Result builders slow down the compiler. The SnapshotBuilder DSL is expressive, but Swift result builders are not cheap to type-check. For very large or deeply nested builder expressions, you may notice increased build times. The imperative API is always available as a fallback.

Concurrency

Lists is built for Swift 6 strict concurrency. All snapshot types are Sendable value types. All data sources are @MainActor. The apply() methods are async.

Concurrency safety in the pre-built configurations uses task serialization.

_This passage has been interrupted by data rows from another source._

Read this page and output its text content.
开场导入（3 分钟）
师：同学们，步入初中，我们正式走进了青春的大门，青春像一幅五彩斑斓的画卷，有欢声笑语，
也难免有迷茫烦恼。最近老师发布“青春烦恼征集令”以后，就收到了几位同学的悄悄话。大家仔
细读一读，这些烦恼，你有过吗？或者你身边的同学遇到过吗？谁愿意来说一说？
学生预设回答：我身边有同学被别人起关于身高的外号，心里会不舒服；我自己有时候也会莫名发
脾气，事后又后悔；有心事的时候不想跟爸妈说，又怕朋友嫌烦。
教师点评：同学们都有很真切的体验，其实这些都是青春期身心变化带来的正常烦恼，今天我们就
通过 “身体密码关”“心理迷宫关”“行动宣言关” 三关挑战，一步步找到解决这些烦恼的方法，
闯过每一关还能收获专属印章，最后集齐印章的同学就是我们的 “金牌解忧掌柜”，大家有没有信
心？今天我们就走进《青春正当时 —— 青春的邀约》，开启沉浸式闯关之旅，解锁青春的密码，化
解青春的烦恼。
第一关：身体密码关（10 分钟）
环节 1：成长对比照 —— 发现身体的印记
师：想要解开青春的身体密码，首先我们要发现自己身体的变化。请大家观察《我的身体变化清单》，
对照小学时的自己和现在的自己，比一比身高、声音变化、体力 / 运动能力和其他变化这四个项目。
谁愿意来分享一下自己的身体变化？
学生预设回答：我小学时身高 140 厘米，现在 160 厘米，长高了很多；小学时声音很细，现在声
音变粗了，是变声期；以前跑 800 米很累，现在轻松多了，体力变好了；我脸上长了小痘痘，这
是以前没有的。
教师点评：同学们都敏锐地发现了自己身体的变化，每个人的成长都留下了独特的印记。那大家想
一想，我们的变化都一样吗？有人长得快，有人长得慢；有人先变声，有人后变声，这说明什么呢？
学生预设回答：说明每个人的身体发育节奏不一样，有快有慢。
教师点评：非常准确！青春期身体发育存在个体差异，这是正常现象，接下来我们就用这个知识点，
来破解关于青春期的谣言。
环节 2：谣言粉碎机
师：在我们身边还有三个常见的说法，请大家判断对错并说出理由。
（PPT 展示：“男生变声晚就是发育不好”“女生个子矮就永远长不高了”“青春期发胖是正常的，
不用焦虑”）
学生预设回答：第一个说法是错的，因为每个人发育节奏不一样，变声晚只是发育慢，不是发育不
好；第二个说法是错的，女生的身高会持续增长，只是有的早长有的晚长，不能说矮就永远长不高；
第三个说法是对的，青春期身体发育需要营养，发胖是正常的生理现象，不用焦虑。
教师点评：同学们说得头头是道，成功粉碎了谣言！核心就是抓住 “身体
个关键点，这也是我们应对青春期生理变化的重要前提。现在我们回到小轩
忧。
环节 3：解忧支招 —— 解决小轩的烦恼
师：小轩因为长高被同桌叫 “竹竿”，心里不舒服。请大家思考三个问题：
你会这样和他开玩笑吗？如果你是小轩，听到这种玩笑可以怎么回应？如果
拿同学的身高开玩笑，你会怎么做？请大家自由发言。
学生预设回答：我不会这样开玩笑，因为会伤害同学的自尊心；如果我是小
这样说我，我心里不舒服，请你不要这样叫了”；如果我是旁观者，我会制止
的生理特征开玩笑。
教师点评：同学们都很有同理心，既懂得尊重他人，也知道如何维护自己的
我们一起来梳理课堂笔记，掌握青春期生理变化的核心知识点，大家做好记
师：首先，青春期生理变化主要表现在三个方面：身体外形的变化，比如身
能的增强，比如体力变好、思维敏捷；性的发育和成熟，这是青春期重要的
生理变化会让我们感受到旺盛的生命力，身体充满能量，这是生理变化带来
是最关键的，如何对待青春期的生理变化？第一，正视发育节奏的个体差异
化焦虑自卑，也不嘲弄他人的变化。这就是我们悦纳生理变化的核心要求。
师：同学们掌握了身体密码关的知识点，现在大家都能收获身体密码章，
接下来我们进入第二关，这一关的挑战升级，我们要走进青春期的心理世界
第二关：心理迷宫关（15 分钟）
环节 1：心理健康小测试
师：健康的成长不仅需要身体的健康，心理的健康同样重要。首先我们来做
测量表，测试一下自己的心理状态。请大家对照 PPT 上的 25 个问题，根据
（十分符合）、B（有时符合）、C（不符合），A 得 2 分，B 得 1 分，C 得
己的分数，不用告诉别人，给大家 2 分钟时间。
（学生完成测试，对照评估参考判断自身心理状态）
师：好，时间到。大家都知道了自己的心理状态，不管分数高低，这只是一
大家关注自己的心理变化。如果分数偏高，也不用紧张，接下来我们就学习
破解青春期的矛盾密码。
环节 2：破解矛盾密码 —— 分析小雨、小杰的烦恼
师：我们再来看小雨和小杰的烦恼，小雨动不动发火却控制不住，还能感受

Each setItems / setSections call chains onto a stored applyTask, ensuring concurrent calls are serialized rather than racing:

func setItems(_ items: [Item], animatingDifferences: Bool) async {
    let task = Task { [applyTask] in
        _ = await applyTask?.value
        // build and apply snapshot
    }
    applyTask = task
    await task.value
}

No dispatch queues, no locks, no @unchecked Sendable escape hatches.

What’s Next

Lists is at version 0.1.0. Over 100 test cases cover Heckel edge cases, batch update safety, and API equivalence between the DSL and imperative paths. Near-term priorities are drag-and-drop support, additional ListAccessory cases, and batch update failure recovery. Longer-term, compositional layout integration beyond list layouts is on the radar.

The source is on GitHub under MIT. If you’re building anything with UICollectionView and you’ve felt the friction of Apple’s diffable data sources, give it a look.

Footnotes

  1. Paul Heckel, “A technique for isolating differences between files,” Communications of the ACM, vol. 21, no. 4, April 1978.